CLUSTALW is a widely used multiple sequence alignment tool. This assignment will expose you to the features and capabilities of this program.

  1. Go to Entrez
  2. You need to download the protein U1A from four different organisms (human, mouse, Xenopus laevis, and Drosophila melanogaster). For some of these organisms, you may find several proteins being found by Entrez. For each of the four sequences, open the FASTA report and copy them all into one file.
  3. Go to CLUSTALW.
  4. Type in your e-mail address. Either upload your file or paste your sequences into the appropriate box. Now run CLUSTALW.
  5. Study the output that you get within a few moments.
  6. Try the "JalView" option.
  7. JalView has an option to mail yourself the postscript version of the alignment. Try this option.
How long are the 4 sequences? What are the pairwise alignment scores?

Q4: What do the "*", ":", and the "." in the alignment indicate? Consult the substitution matrix values, if necessary. What sequence formats are supported by CLUSTALW? You can download your own version of CLUSTAL (called ClustalX) from ftp://ftp-igbmc.u-strasbg.fr/pub/ClustalX/ Download the appropriate version for your machine. Versions for other operating systems also exist.

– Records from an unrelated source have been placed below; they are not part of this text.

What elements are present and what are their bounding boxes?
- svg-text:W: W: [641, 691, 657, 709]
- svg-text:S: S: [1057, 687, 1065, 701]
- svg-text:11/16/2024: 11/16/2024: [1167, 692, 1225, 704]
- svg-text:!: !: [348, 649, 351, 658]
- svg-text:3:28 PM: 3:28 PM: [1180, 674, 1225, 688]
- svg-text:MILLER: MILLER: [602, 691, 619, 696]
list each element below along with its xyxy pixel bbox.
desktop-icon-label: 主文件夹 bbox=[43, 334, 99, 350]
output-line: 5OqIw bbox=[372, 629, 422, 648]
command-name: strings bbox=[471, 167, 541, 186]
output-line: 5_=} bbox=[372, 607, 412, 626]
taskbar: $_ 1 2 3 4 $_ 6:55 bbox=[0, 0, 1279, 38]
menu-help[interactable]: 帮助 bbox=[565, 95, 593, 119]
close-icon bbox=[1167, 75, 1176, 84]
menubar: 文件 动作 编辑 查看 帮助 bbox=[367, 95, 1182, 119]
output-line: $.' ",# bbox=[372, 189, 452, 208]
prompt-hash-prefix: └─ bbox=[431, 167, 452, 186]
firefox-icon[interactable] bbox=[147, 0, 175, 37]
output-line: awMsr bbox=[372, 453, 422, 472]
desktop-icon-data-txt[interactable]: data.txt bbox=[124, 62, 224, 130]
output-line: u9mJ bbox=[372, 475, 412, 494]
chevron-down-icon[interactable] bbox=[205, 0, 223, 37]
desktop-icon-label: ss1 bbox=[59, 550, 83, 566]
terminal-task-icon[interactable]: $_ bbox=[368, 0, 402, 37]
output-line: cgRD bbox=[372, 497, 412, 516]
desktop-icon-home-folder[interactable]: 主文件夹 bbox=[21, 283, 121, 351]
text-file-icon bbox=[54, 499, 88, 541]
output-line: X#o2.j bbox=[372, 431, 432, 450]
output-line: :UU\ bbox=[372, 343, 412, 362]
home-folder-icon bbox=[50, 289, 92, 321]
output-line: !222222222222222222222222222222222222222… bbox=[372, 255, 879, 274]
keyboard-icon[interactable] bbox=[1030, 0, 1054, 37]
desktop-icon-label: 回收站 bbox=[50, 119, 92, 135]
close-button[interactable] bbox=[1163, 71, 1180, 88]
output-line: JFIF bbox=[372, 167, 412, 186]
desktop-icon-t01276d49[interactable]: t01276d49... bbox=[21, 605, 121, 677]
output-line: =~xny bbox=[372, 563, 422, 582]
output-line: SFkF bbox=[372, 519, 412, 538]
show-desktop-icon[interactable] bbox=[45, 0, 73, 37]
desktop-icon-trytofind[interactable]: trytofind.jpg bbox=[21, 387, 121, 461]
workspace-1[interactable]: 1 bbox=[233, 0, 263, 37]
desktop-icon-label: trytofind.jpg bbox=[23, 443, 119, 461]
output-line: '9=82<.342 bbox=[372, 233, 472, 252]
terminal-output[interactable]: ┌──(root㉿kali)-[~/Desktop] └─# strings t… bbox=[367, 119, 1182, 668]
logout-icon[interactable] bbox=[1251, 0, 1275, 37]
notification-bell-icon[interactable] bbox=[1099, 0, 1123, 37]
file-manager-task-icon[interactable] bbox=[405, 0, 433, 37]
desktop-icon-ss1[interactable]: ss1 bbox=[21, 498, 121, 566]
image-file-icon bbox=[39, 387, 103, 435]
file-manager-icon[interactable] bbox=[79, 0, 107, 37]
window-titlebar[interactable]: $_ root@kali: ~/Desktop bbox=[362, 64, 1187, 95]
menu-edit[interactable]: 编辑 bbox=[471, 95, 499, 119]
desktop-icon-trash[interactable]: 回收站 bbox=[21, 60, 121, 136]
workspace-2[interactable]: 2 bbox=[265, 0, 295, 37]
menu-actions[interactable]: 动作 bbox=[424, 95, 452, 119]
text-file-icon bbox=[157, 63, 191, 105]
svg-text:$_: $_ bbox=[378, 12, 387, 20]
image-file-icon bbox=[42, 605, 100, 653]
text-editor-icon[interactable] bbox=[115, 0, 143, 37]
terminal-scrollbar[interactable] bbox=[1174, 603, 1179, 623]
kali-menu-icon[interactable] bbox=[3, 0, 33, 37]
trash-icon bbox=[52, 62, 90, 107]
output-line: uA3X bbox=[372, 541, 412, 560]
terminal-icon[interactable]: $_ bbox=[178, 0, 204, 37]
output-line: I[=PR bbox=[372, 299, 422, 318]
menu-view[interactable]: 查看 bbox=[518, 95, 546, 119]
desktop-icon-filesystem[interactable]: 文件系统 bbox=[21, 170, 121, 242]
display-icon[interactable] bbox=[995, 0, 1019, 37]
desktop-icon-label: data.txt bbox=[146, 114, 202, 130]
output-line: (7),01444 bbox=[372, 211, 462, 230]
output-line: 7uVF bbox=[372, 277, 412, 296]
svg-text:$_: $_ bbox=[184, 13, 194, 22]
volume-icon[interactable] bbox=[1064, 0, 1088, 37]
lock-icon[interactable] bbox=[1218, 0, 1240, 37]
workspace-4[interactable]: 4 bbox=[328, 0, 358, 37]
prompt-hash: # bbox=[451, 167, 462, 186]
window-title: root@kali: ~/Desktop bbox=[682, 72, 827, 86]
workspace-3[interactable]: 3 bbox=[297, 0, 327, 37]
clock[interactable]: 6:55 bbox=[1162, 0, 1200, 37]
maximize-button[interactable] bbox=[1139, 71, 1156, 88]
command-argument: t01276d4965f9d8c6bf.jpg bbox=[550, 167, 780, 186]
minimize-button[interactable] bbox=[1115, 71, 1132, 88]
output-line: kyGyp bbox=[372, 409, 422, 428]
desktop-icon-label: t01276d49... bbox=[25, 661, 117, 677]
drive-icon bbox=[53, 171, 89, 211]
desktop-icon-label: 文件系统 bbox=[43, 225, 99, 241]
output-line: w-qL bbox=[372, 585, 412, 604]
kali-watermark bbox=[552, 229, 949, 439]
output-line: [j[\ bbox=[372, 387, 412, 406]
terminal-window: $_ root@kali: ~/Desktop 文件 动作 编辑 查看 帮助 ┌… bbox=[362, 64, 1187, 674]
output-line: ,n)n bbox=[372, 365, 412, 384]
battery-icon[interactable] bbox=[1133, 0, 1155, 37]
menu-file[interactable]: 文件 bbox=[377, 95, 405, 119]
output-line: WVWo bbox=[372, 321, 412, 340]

Part D: Hidden Markov Models.

Here is a small alignment of 12 members of a DNA sequence family.
(column:  1234)
seq1      GATC
seq2      CTAG
seq3      GATC
seq4      CC-G
seq5      GATC
seq6      CC-G
seq7      GTAC
seq8      CG-G
seq9      GCGC
seq10     CTAG
seq11     GATC
seq12     CTAG
Build a profile HMM of this alignment. I suggest you start with a standard model consisting of four match states, four insert states, and four delete states; match state 1 is assigned to the symbols in column 1, etc.

Q5: Draw a profile HMM in terms of states (circles) and state transitions (arrows). Make sure you remove all edges with zero transition probabilities.

Q6: Calculate the emission probability parameters for A,C,G,T in match state 1 by looking at the charcters in column 1. Column 3 has gap symbols which would be assigned to delete state 3. Calculate the scores (log_2 probabilities) for the match_2 -> match_3 state transition and the match_2 -> delete_3 state transition.


Part E: Logo images of Transcription Factor Binding Sites

The following are potential binding sites for the transcription factor AlgU in the organism Psuedomonas aeruginosa PAO1.

CTGAACTTGT osmC operon
GTGAACTTTG phuR operon
AAGAACTTTG oprF operon
TGGAACTTCA lptA operon
TGGAACTTGG ycfJ operon
TGGAACTTTC betT2 operon
CCGAACTTTG dksA operon
TGGAACTTCT tal operon
GAGAACTTTT algU operon
TGGAACTTTC algU operon
GGGCACTTTT algR operon
AGGAACTTAT rpoH operon
CGGAACTTCC algD-algA operon

Q7: Go to weblogo and create a "logo" for this binding site. Paste the resulting image into the document you submit for this exam. Explain in a few sentences how to interpret this image. Next build a profile matrix (PSSM) for this alignment as discussed in class.


Part F: UCSC Browser

Go to the UCSC genome browser. Click on "Genome Browser" from the menu on the left column. Type in "p53" in the box titled "position or search term" in the human genome, and click on "Submit". You will get a lot of hits for the search. Make sure you pick the right one and click on it. You should see a complicated browser view with navigation tools on top and several tracks in the main part of the figure.

Q8: Which chromosome is this gene on? Write down its coordinates according the UCSC browser. Is it on the positive strand or the reverse strand?

Get used to the UCSC genome browser by navigating left and right and by zooming in and out. You can also change the view by clicking on "Configure" and deciding what things you want to or do not want to see on your browser.